Board of Supervisors OK's AT&T utility boxes

SAN FRANCISCO

Do you want faster Internet speed, better phone service and improved cable? AT&&T says the answer lies with the utility boxes needed for its U-verse system. After a three year battle , the company will be allowed to place hundreds of the boxes on city sidewalks and public spaces.

"We have a number of applications already in the hopper if you will, so, including one cabinet that was already been built and was waiting to turn on, so we go the go-ahead today so we'll be looking to bring this out beginning very quickly to San Francisco residents and building it out over the next couple of years" AT&T spokesperson Marc Blakeman said.

The Board of Supervisors decided Tuesday that AT&T does not need an environmental impact review to upgrade its telecommunications network. So AT&T will begin with an initial rollout of 495 boxes and building to more than 700.
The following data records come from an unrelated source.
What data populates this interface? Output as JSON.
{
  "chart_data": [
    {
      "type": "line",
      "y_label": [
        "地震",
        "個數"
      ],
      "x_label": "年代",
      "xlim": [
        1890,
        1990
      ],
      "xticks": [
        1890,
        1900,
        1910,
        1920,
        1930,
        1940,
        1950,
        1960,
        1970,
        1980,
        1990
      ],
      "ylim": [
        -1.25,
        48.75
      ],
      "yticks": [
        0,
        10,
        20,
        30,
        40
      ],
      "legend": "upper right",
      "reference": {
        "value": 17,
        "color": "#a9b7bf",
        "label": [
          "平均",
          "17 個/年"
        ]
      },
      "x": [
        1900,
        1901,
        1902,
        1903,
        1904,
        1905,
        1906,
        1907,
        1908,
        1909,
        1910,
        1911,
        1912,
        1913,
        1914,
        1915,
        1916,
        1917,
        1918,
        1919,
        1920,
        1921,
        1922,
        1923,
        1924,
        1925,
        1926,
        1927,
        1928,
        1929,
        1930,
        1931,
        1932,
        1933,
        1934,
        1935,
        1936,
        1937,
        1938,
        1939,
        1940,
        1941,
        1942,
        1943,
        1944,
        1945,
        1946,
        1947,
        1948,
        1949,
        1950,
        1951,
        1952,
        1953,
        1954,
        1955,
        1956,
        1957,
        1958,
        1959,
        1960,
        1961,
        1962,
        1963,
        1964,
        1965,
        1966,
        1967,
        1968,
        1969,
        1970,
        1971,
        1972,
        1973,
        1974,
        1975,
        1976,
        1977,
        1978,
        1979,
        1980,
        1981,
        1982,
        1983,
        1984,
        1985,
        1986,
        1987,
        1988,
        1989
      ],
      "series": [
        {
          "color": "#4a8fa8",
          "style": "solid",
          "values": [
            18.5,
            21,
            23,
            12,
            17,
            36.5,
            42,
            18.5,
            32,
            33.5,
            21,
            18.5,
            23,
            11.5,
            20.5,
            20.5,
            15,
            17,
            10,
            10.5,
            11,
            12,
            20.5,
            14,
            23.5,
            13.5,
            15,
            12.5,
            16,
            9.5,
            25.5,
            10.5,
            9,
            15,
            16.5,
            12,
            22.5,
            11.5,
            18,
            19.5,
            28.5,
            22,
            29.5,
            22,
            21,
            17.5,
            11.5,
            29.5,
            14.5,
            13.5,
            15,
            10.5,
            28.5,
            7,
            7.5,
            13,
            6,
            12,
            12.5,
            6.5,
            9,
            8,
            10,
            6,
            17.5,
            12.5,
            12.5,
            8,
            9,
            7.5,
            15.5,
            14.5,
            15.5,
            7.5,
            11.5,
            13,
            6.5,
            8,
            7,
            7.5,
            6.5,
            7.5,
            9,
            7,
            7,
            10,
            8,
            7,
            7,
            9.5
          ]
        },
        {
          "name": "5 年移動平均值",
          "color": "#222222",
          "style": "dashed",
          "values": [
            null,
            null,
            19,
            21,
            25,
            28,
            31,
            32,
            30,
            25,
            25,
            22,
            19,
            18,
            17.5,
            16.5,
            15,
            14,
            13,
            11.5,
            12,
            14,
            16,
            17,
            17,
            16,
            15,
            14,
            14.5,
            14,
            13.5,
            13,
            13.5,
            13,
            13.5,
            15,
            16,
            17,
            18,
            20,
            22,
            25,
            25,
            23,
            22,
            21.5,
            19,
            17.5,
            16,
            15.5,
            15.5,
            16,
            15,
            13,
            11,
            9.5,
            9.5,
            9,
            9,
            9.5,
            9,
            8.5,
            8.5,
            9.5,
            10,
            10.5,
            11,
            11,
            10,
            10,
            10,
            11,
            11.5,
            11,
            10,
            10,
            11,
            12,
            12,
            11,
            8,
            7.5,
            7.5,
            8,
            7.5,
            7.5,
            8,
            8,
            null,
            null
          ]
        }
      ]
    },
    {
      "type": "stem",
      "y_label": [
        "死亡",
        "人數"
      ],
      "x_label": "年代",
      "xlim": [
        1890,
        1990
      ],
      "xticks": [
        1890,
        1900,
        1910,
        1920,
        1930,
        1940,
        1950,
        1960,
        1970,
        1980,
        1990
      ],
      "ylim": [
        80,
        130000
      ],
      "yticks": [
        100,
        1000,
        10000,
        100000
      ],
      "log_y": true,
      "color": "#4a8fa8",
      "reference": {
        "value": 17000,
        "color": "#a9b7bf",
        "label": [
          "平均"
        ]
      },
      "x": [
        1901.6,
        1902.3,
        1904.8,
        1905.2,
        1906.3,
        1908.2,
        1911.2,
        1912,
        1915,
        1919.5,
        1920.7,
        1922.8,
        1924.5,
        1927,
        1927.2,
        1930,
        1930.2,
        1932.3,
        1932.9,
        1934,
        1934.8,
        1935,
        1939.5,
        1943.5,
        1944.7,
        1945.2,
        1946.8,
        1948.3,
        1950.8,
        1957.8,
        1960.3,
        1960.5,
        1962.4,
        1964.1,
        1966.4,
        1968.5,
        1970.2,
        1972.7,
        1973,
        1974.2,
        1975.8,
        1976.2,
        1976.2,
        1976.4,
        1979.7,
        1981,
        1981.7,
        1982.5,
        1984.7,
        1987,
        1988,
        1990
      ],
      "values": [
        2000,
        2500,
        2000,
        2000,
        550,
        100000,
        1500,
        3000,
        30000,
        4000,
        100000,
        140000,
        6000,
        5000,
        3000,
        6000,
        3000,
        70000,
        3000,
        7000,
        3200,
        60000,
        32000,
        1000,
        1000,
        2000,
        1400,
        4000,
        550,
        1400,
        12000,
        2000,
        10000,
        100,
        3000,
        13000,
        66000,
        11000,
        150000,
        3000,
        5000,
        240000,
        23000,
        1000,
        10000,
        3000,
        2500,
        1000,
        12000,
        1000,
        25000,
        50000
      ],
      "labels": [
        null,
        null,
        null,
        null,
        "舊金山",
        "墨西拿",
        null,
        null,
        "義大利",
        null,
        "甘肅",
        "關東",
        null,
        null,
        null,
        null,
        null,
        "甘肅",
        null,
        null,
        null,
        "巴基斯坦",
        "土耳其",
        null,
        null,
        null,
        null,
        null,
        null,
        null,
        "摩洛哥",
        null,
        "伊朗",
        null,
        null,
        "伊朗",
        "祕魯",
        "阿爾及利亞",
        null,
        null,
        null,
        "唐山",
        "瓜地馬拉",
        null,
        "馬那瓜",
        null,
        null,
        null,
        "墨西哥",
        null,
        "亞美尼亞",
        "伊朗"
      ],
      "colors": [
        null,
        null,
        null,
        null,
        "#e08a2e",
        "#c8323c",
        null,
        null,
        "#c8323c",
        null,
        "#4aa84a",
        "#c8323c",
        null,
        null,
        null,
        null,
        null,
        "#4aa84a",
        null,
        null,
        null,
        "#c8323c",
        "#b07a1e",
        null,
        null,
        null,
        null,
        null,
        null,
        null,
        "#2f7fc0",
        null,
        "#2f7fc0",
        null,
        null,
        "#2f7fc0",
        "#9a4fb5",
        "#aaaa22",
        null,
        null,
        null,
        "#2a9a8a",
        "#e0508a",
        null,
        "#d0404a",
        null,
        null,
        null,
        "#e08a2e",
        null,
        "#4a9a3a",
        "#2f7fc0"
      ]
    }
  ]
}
That is obscene for opponents, including neighborhood groups and environmental organizations that say the boxes are a blight that will clutter the landscape and become magnets for graffiti.

"It is going to put the blight of 726 utility boxes on our streets," San Francisco Beautiful spokesperson Milo Hanke said. "Utility boxes from AT&T that are ugly and in most instances we still believe they are unnecessary; they should be on private property."

Hanke says a lawsuit is not on the agenda, though opponents hope to come up with more compromises from AT&T. The company has said if a supervisor or a neighborhood adamantly opposes the installation, the boxes will not go in, but work will begin immediately in some areas.

Opponents say they may take the issue to the ballot.